Healthcare facilities rarely draw attention when they are operating at their best. Power stays on, air stays clean, water flows safely and clinical teams can focus on patient care without interruption. Yet behind that stability is a growing set of pressures that healthcare facility managers can no longer absorb quietly.
In the year ahead, staffing shortages, rising regulatory scrutiny and accelerating adoption of AI are converging to reshape the way healthcare facilities are managed.
While these forces are not new, their combined impact is becoming harder to ignore. Facilities managers are being asked to maintain uptime, ensure compliance and modernize operations with fewer people and tighter margins. The result is a need for more deliberate, forward-looking operational strategies.
Staffing shortages as structural constraint
Workforce shortages are increasingly constraining healthcare facilities departments that keep hospitals running safely and reliably. Facilities teams are being asked to maintain complex infrastructure, respond to emergencies and support compliance efforts even as skilled trades vacancies persist.
Sixty-four percent of respondents said staffing needs have grown over the past three years, according to the 2024 Hospital Operations Survey by the American Society for Health Care Engineering (ASHE). Yet only 27 percent have actually added maintenance staff. Over one-half of facility leaders also identified recruitment and retention as a top operational challenge.
These gaps amplify operational risk. With fewer qualified personnel available, technicians often spend more time on administrative and coordination tasks instead of hands-on maintenance, inspections and repairs that directly affect safety and reliability. Deferred maintenance and slower response times can cascade into broader operational disruptions, creating pressure on staff and facility systems.
In 2026, these shortages are bound to continue. In fact, 53 percent of skilled workers say a shortage of qualified candidates will be their biggest challenge at work this year — a 3 percent increase from 2025, according to a new survey from the National Fire Protection Association (NFPA).
Even as labor shortages remain at a standstill, the most effective facilities managers will approach labor strategically this year, using workflow improvements and targeted task management to ensure technical expertise is focused on high-value work. By reducing inefficiencies and clarifying roles, managers can maintain safe, reliable operations despite persistent staffing pressures.

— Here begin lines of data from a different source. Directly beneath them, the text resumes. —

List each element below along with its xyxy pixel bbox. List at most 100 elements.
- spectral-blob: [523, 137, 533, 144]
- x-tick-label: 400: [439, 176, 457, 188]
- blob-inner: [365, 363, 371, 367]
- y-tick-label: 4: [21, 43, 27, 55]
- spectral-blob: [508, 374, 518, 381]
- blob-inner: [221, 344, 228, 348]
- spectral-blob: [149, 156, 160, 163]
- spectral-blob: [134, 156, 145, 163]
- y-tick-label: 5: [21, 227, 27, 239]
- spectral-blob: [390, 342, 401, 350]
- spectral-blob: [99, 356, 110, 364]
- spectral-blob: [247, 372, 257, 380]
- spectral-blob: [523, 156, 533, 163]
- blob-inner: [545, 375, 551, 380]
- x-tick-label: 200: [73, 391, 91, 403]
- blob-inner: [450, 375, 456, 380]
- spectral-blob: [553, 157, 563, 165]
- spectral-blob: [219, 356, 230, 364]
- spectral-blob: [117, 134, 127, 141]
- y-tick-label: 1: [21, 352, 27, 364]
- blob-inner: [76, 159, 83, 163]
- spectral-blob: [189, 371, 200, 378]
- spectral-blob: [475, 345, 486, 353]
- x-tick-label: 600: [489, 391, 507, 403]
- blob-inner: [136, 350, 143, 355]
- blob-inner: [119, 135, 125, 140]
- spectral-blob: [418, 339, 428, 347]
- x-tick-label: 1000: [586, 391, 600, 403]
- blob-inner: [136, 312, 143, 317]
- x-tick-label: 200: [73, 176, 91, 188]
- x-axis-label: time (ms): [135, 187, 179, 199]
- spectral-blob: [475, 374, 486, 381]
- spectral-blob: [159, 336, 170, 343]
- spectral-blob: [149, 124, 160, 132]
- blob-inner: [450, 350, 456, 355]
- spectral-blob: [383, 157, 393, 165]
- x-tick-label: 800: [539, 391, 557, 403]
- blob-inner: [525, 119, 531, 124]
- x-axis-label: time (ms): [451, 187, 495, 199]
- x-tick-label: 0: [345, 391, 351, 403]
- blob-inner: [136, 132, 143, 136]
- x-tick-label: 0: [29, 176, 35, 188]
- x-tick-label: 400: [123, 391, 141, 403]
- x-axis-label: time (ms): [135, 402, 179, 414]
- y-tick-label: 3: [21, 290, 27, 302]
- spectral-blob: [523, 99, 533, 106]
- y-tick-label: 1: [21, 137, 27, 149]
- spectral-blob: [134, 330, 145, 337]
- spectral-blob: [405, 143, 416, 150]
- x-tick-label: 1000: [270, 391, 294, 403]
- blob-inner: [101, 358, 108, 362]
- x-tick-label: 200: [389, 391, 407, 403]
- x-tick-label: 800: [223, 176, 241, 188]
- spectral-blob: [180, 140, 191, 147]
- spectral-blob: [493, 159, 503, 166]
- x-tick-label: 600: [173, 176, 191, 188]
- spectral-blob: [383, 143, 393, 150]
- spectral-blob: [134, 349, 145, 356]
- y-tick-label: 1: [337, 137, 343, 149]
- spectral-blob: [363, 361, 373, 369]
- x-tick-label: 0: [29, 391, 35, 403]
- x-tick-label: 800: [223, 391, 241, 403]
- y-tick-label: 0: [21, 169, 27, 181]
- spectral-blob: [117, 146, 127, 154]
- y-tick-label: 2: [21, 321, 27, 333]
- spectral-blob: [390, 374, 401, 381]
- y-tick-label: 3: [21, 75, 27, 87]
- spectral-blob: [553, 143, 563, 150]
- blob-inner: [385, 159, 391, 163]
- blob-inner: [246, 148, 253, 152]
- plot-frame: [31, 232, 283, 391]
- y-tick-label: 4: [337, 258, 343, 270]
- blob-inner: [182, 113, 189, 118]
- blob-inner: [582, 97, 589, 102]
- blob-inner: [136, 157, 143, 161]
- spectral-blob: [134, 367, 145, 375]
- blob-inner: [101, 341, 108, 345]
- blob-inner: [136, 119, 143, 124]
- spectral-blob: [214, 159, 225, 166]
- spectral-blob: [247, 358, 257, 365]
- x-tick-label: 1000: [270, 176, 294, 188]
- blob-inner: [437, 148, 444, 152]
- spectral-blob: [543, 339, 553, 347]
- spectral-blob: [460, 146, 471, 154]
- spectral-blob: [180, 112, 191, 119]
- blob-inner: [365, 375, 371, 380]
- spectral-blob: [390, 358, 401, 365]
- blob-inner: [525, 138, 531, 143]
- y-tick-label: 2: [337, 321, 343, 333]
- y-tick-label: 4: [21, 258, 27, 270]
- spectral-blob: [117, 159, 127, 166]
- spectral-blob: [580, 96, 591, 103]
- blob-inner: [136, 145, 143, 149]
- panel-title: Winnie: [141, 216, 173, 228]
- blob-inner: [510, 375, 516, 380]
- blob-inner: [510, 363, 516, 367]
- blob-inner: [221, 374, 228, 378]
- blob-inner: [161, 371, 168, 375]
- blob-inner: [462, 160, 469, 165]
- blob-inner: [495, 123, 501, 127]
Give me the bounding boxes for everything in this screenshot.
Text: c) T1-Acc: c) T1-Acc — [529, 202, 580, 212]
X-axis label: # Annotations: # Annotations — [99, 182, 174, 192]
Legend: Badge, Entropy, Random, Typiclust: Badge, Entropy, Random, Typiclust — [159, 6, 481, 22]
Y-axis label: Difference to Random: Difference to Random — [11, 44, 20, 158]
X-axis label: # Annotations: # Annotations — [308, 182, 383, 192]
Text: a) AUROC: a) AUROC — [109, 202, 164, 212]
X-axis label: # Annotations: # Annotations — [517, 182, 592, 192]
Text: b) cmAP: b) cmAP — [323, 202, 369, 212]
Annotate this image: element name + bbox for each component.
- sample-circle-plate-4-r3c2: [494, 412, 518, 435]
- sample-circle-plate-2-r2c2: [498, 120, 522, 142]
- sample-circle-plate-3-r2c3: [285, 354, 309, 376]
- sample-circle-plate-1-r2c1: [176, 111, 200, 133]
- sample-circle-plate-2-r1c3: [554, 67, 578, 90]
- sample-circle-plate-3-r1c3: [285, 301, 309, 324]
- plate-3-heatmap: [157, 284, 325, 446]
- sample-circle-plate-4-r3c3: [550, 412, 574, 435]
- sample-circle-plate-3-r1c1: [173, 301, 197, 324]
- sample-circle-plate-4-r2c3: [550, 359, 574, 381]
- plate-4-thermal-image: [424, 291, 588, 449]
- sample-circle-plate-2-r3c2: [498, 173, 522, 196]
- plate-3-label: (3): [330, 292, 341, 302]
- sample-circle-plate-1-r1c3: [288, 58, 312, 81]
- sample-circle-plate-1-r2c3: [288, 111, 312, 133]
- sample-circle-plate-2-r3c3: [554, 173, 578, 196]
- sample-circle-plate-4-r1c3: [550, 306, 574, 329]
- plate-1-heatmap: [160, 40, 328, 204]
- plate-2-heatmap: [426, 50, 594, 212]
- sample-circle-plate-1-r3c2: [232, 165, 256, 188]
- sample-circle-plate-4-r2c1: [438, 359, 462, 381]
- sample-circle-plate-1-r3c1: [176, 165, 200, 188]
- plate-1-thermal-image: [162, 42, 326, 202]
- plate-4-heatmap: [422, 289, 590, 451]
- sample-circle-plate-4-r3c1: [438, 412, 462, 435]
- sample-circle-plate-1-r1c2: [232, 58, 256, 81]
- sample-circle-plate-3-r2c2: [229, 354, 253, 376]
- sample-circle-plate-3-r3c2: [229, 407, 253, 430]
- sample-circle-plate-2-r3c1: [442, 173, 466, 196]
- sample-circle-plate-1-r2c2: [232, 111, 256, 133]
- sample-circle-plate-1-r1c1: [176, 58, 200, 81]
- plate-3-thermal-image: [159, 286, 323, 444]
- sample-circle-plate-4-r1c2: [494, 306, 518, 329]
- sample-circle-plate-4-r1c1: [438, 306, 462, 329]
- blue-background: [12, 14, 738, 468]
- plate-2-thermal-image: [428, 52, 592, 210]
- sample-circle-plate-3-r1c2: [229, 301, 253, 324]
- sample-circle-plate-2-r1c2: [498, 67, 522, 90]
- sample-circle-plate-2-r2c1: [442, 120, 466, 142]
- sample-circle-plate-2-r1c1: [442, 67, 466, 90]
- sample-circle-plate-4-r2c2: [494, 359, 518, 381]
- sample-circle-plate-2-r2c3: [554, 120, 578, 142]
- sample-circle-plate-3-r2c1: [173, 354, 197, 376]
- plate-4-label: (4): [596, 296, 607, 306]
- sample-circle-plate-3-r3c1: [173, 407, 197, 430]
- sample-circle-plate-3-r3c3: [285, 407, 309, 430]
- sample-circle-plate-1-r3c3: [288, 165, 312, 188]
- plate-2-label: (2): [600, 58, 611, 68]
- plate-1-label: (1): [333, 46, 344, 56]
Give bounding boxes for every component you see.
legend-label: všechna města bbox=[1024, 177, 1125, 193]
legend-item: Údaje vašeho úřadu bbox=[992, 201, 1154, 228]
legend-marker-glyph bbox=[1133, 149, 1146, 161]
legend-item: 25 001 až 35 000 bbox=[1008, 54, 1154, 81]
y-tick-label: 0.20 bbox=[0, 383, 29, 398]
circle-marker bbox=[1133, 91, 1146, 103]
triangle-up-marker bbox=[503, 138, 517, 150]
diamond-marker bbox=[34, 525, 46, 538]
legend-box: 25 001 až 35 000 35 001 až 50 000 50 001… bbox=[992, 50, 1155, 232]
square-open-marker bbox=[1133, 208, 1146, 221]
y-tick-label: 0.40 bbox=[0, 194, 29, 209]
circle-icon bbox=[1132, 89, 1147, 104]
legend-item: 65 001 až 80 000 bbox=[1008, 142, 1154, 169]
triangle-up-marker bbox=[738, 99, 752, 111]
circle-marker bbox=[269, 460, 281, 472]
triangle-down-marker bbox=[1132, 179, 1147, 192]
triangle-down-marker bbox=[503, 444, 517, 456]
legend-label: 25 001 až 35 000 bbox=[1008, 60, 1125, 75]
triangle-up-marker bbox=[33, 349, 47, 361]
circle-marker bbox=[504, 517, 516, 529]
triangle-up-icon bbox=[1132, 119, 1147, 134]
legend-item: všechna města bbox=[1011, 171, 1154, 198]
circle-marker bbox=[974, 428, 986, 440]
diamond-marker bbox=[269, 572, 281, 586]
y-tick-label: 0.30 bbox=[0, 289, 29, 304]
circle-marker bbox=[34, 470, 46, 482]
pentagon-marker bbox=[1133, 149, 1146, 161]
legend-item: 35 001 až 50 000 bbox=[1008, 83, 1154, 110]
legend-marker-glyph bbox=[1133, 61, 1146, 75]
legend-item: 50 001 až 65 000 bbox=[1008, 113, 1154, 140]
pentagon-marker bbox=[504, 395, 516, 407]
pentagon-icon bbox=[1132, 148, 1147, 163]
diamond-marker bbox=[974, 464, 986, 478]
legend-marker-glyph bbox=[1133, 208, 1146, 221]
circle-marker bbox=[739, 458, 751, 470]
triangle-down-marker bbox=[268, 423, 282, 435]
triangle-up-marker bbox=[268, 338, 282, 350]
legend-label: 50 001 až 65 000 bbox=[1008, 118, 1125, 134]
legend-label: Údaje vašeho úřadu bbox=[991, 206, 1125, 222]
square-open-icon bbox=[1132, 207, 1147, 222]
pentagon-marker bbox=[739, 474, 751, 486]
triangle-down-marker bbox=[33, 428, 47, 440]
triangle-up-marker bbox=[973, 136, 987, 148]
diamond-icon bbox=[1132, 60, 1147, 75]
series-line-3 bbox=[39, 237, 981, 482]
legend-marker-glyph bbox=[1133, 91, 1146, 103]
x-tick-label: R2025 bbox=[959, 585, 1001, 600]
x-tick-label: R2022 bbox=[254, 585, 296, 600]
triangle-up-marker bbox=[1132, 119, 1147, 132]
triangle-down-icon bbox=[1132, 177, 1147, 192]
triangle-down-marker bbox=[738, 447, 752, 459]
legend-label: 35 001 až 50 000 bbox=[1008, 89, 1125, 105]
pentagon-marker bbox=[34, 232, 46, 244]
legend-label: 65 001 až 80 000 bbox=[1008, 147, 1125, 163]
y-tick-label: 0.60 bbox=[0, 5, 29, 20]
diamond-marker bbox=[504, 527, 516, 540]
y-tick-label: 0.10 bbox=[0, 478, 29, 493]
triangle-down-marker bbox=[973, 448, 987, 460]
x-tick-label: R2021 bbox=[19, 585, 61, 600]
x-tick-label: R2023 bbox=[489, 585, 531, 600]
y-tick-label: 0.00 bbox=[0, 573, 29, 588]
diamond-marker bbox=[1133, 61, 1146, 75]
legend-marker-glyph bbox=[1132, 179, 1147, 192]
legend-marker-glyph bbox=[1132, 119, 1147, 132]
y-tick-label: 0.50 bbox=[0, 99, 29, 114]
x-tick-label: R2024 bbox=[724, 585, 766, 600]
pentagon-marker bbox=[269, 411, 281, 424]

Regulatory scrutiny intensifies
Regulatory oversight in healthcare facilities is no longer defined by periodic surveys or inspection cycles. Accrediting bodies are placing greater emphasis on continuous readiness, expecting documentation, system performance and compliance decisions to be defensible at any time. For facilities managers, this emphasis shifts compliance from a scheduled activity to a daily operational responsibility.
As requirements tied to life safety and emergency preparedness evolve, reliance on institutional knowledge or manual tracking becomes increasingly risky. In 2026, facilities teams need consistent, repeatable processes and real-time access to current codes and standards to support instant decision-making on the ground. When compliance is embedded into everyday workflows, healthcare facilities are better positioned to maintain safe environments of care without pulling resources from core operations.
AI accelerates operational change
Against this backdrop, AI is shifting from experimentation to practical application in healthcare facilities management. Historically, skilled trades and facilities teams have been cautious adopters of technology, particularly tools perceived as removed from hands-on work. Now, that mindset is changing.
NFPA’s recent skilled trades survey found that 35 percent of respondents expect increased technology deployment to be their organization’s top priority in 2026. In a sector defined by physical work and regulatory responsibility, that emphasis signals a meaningful shift.
Early adoption is visible among larger health systems, which are using AI to streamline back-office functions, including scheduling, payroll and routine administrative tasks. While these applications might not yet be visible to all workers, their impact is tangible: Staff spend less time on repetitive tasks and more time on inspections, maintenance and problem-solving that require judgment and experience.
AI also is expected to support codes and standards research, interpretation and staff training. For facilities managers navigating complex regulatory environments, digital tools can surface relevant requirements faster, improve consistency, and aid onboarding.
These tools do not replace expertise. They require oversight and cannot perform physical inspections or high-stakes decision-making. Those managers who prioritize implementing AI tools in 2026 will be the most successful, understanding that their value lies in augmentation, not total automation.
Building a resilient operating model
As these trends converge, healthcare facilities managers are entering a period of structural change. Staffing shortages force sharper prioritization of labor. Regulatory scrutiny increases the cost of errors. AI offers new ways to manage complexity without expanding headcounts.
This year, successful facilities managers will align these forces into a cohesive operating model by using technology to protect scarce human expertise, embedding compliance into daily operations and investing in systems that support long-term resilience rather than short-term fixes.
Healthcare facilities will continue to depend on skilled professionals to keep critical systems running safely and reliably. The difference is that the most effective organizations will pair that expertise with smarter tools and clearer processes, ensuring facilities teams are equipped to meet rising demands in an increasingly complex environment.
Jonathan Hart, P.E., is technical lead, fire protection engineering, with the National Fire Protection Association.